La pression subie dans ces établissements qui forment les élites du pays conduit parfois des étudiants au suicide. Entre esprit de compétition et course à la réussite, les classes préparatoires sont-elles les seules responsables ?

Le 31 mars 2019, un élève de Janson-de-Sailly, à Paris, s’est pendu dans la chambre de son internat. LP/ Guillaume Georges
Le 31 mars 2019, un élève de Janson-de-Sailly, à Paris, s’est pendu dans la chambre de son internat. LP/ Guillaume Georges

    LE PARISIEN WEEK-END. La pression subie dans ces établissements qui forment les élites du pays conduit parfois des étudiants au suicide. Entre esprit de compétition et course à la réussite, les classes préparatoires sont-elles les seules responsables ?

    Le drame s’est noué un dimanche soir, quand seuls les internes peuplent les bâtiments déserts du prestigieux lycée Janson-de-Sailly, à Paris (XVIe). Le 31 mars, aux alentours de 22 heures, Jian*, étudiant en seconde année de classe préparatoire aux grandes écoles de mathématiques et physique, a été retrouvé pendu par le colocataire avec qui il partageait sa petite chambre.

    Originaire de Taïwan, le jeune homme n’a pas laissé de lettre pour expliquer son geste. « Un brillant élève aux excellents résultats », comme le décrit le proviseur Patrick Sorin dans un mail adressé aux parents d’élèves. Derrière la façade en pierre de taille dominée par les bustes des grands écrivains comme Corneille ou Voltaire, les « jansoniens » sont sous le choc. « Mon ami est décédé. Il avait 20 ans. Il était brillant, témoigne une élève qui a bien connu Jian. Son décès est une tragédie et n’a rien à voir avec la pression des classes prépas. »

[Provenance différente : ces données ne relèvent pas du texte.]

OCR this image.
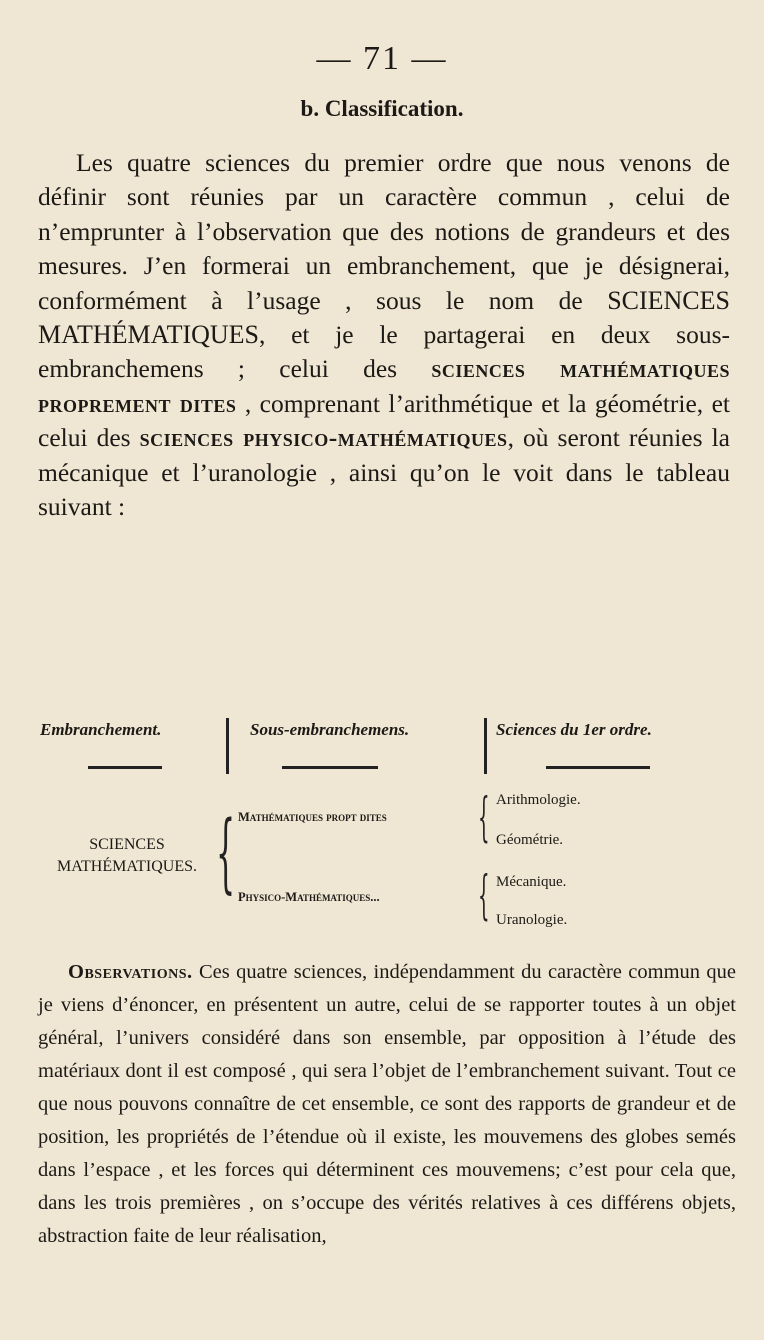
— 71 —
b. Classification.

Les quatre sciences du premier ordre que nous venons de définir sont réunies par un caractère commun , celui de n’emprunter à l’observation que des notions de grandeurs et des mesures. J’en formerai un embranchement, que je désignerai, conformément à l’usage , sous le nom de SCIENCES MATHÉMATIQUES, et je le partagerai en deux sous-embranchemens ; celui des sciences mathématiques proprement dites , comprenant l’arithmétique et la géométrie, et celui des sciences physico-mathématiques, où seront réunies la mécanique et l’uranologie , ainsi qu’on le voit dans le tableau suivant :

Embranchement.	Sous-embranchemens.	Sciences du 1er ordre.
SCIENCES
MATHÉMATIQUES. { Mathématiques propt dites
Physico-Mathématiques...
{
{
Arithmologie.
Géométrie.
Mécanique.
Uranologie.

Observations. Ces quatre sciences, indépendamment du caractère commun que je viens d’énoncer, en présentent un autre, celui de se rapporter toutes à un objet général, l’univers considéré dans son ensemble, par opposition à l’étude des matériaux dont il est composé , qui sera l’objet de l’embranchement suivant. Tout ce que nous pouvons connaître de cet ensemble, ce sont des rapports de grandeur et de position, les propriétés de l’étendue où il existe, les mouvemens des globes semés dans l’espace , et les forces qui déterminent ces mouvemens; c’est pour cela que, dans les trois premières , on s’occupe des vérités relatives à ces différens objets, abstraction faite de leur réalisation,
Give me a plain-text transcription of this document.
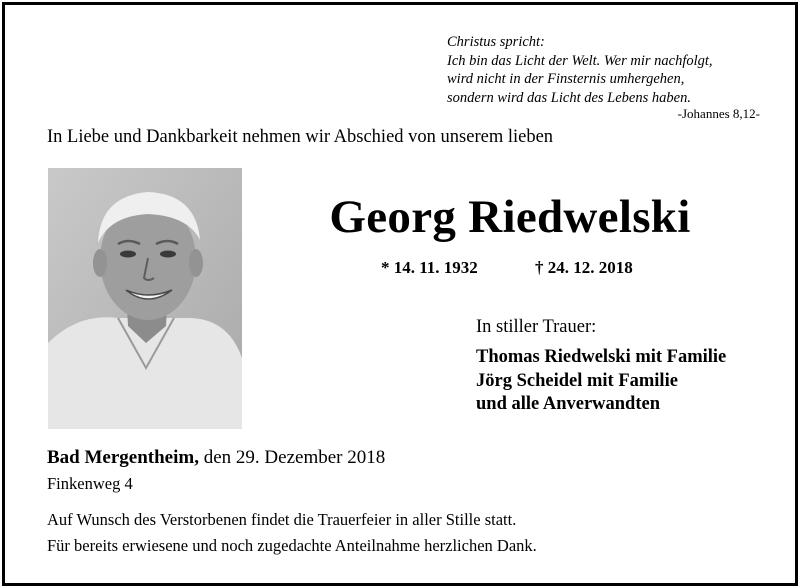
Christus spricht:
Ich bin das Licht der Welt. Wer mir nachfolgt,
wird nicht in der Finsternis umhergehen,
sondern wird das Licht des Lebens haben.
-Johannes 8,12-
In Liebe und Dankbarkeit nehmen wir Abschied von unserem lieben
Georg Riedwelski
* 14. 11. 1932	† 24. 12. 2018
In stiller Trauer:
Thomas Riedwelski mit Familie
Jörg Scheidel mit Familie
und alle Anverwandten
Bad Mergentheim, den 29. Dezember 2018
Finkenweg 4
Auf Wunsch des Verstorbenen findet die Trauerfeier in aller Stille statt.
Für bereits erwiesene und noch zugedachte Anteilnahme herzlichen Dank.
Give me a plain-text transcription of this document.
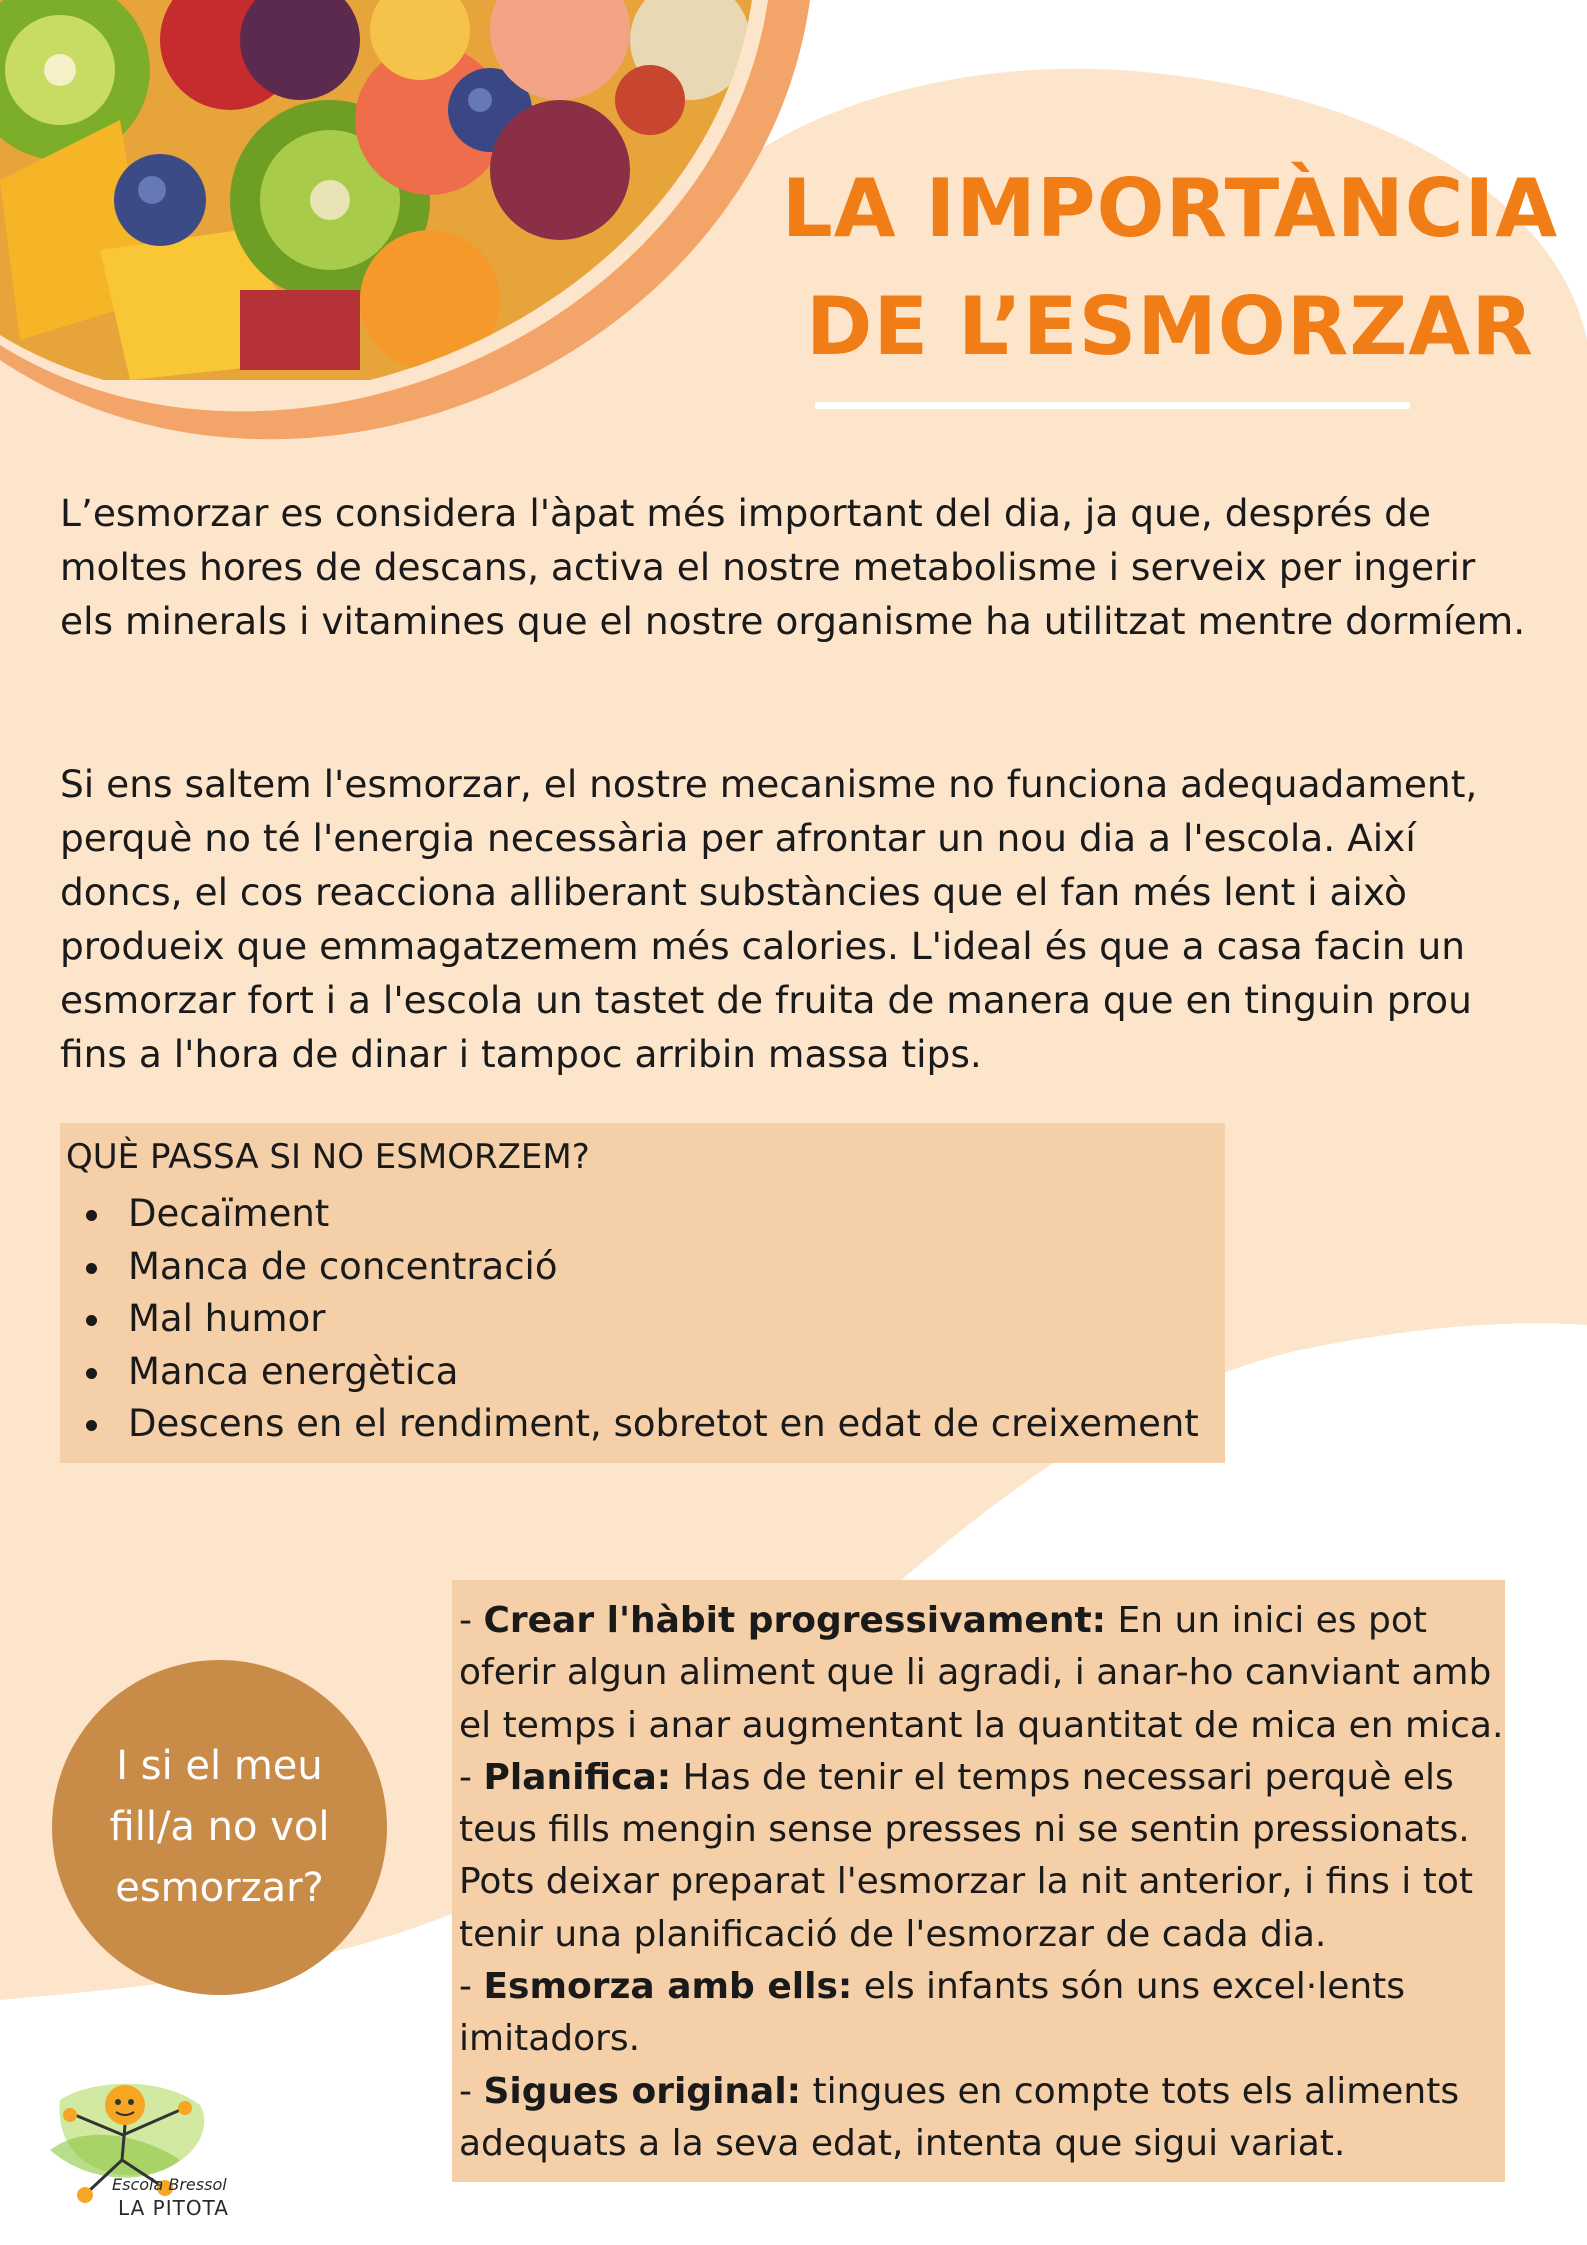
LA IMPORTÀNCIA
DE L’ESMORZAR

L’esmorzar es considera l'àpat més important del dia, ja que, després de moltes hores de descans, activa el nostre metabolisme i serveix per ingerir els minerals i vitamines que el nostre organisme ha utilitzat mentre dormíem.

Si ens saltem l'esmorzar, el nostre mecanisme no funciona adequadament, perquè no té l'energia necessària per afrontar un nou dia a l'escola. Així doncs, el cos reacciona alliberant substàncies que el fan més lent i això produeix que emmagatzemem més calories. L'ideal és que a casa facin un esmorzar fort i a l'escola un tastet de fruita de manera que en tinguin prou fins a l'hora de dinar i tampoc arribin massa tips.

QUÈ PASSA SI NO ESMORZEM?
Decaïment
Manca de concentració
Mal humor
Manca energètica
Descens en el rendiment, sobretot en edat de creixement
I si el meu fill/a no vol esmorzar?
- Crear l'hàbit progressivament: En un inici es pot oferir algun aliment que li agradi, i anar-ho canviant amb el temps i anar augmentant la quantitat de mica en mica.
- Planifica: Has de tenir el temps necessari perquè els teus fills mengin sense presses ni se sentin pressionats. Pots deixar preparat l'esmorzar la nit anterior, i fins i tot tenir una planificació de l'esmorzar de cada dia.
- Esmorza amb ells: els infants són uns excel·lents imitadors.
- Sigues original: tingues en compte tots els aliments adequats a la seva edat, intenta que sigui variat.
Escola Bressol
LA PITOTA
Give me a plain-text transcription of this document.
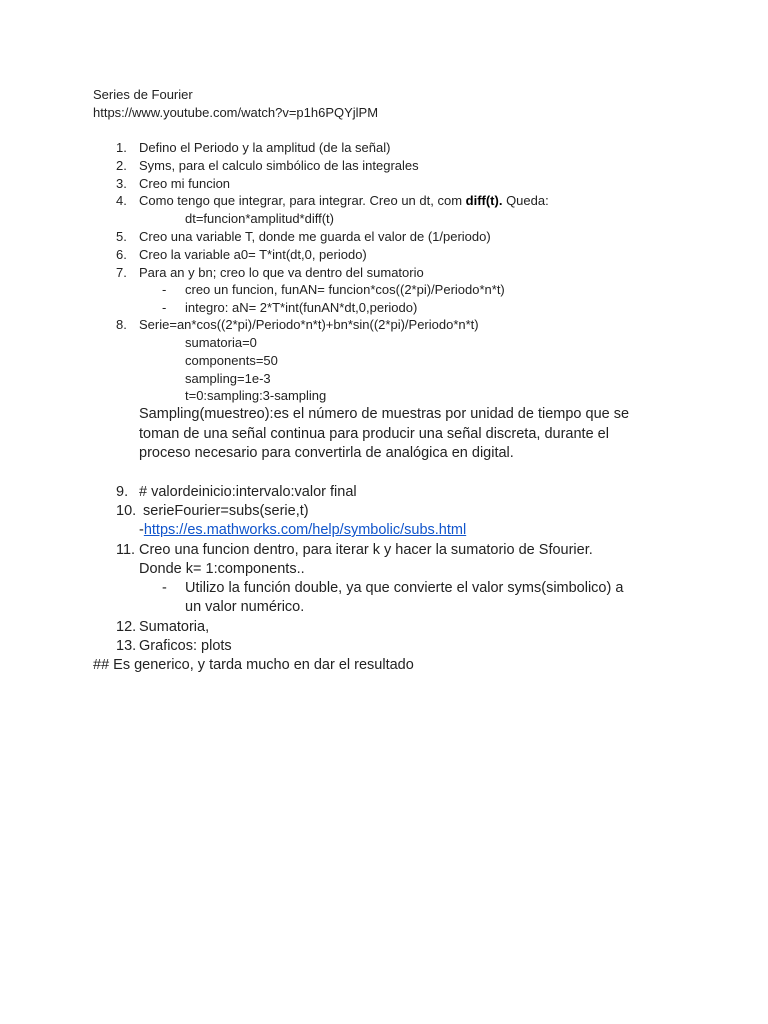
Series de Fourier
https://www.youtube.com/watch?v=p1h6PQYjlPM
1. Defino el Periodo y la amplitud (de la señal)
2. Syms, para el calculo simbólico de las integrales
3. Creo mi funcion
4. Como tengo que integrar, para integrar. Creo un dt, com diff(t). Queda:
dt=funcion*amplitud*diff(t)
5. Creo una variable T, donde me guarda el valor de (1/periodo)
6. Creo la variable a0= T*int(dt,0, periodo)
7. Para an y bn; creo lo que va dentro del sumatorio
- creo un funcion, funAN= funcion*cos((2*pi)/Periodo*n*t)
- integro: aN= 2*T*int(funAN*dt,0,periodo)
8. Serie=an*cos((2*pi)/Periodo*n*t)+bn*sin((2*pi)/Periodo*n*t)
sumatoria=0
components=50
sampling=1e-3
t=0:sampling:3-sampling
Sampling(muestreo):es el número de muestras por unidad de tiempo que se
toman de una señal continua para producir una señal discreta, durante el
proceso necesario para convertirla de analógica en digital.
9. # valordeinicio:intervalo:valor final
10. serieFourier=subs(serie,t)
-https://es.mathworks.com/help/symbolic/subs.html
11. Creo una funcion dentro, para iterar k y hacer la sumatorio de Sfourier.
Donde k= 1:components..
- Utilizo la función double, ya que convierte el valor syms(simbolico) a
un valor numérico.
12. Sumatoria,
13. Graficos: plots
## Es generico, y tarda mucho en dar el resultado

    « Chacun mesure la violence de ce drame », poursuit le directeur de l’établissement inauguré à la fin du XIXe siècle par Jules Ferry et d’où sont depuis sortis des hommes illustres comme Claude Lévi-Strauss, Valéry Giscard d’Estaing ou Robert Badinter. Une cérémonie de commémoration a été organisée le 8 avril en présence des parents du défunt et de plus de 350 personnes.

    «Elle n’a pas supporté d’avoir une note très moyenne»

    Fin novembre 2018, c’est une élève du lycée Hoche de Versailles (Yvelines) qui a mis fin à ses jours. « Elle était venue en seconde année, d’une autre prépa, relate Louis-Aimé de Fouquières, président des Anciens de Hoche, où il a lui-même étudié entre 1974 et 1977. Nous sommes tous très attristés. Ses anciens camarades se rappelaient fort bien que la jeune fille avait un très – trop ? – haut niveau d’exigence envers elle-même. Elle n’a pas supporté d’avoir une note très moyenne à sa première composition. »

    À Janson et Hoche, comme en 2009 et en 2013 au lycée Pierre-de-Fermat de Toulouse, ou en 2018 au lycée Raoul- Follereau de Belfort, des élèves de classes prépas se donnent la mort par pendaison ou défenestration au sein même de leur internat, voire directement dans leur salle de classe. Aucun chiffre ne permet d’évaluer précisément le phénomène, et le suicide demeure la deuxième cause de décès des 15-24 ans, prépa ou pas.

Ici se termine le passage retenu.